Mwangi J, Gatei DG.Hepatitis B virus, hepatocellular carcinoma and liver cirrhosis in Kenya. East Afr Med J. 1993 Apr;70(4 Suppl):34-6.

Citation:
CEGE DRMWANGIJOSEPH. "Mwangi J, Gatei DG.Hepatitis B virus, hepatocellular carcinoma and liver cirrhosis in Kenya. East Afr Med J. 1993 Apr;70(4 Suppl):34-6.". In: East Afr Med J. 1999 Nov;76(11):615-8. ICASTOR Journal of Engineering; 1993.

Abstract:

Hepatocellular carcinoma is the third most common malignancy in Kenyan males occurring with a peak incidence at 40 years of age.
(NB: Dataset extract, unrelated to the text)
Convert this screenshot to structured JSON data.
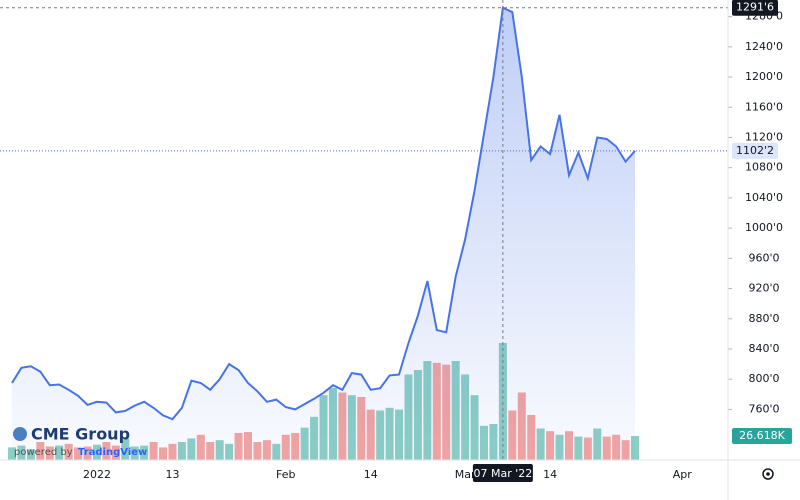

A worldwide correlation has been noted between the incidence of hepatocellular carcinoma and prevalence of hepatitis B virus. Liver biopsies with histological diagnosis of hepatocellular carcinoma (HCC), cirrhosis and the normals were reviewed by the authors. They were then stained for hepatitis B surface antigen (HBsAg) and hepatitis e core antigen (HBcAg). Only 2.5% of normal livers were positive for HBsAg compared with 33% of HCC and 25% of cirrhosis respectively. Hepatitis core antigen was not demonstrated in normal liver biopsies but it was present in 11.5% of HCC and 14% of cirrhosis. Background cirrhosis was noted in 52% of biopsies showing HCC. It is clear that a causal association exists between hepatitis B virus (HBV) and both liver cirrhosis and hepatocellular carcinoma. Higher antigen markers, up to 80% have been reported in South East Asia and India. This difference may be due to the type of biopsy examined (needle biopsy vs open biopsy) but the possibility that other factors such as aflatoxin and non A/non B hepatitis viruses play a more significant role in the causation of liver disease in Kenya than has previously been assumed should be explored.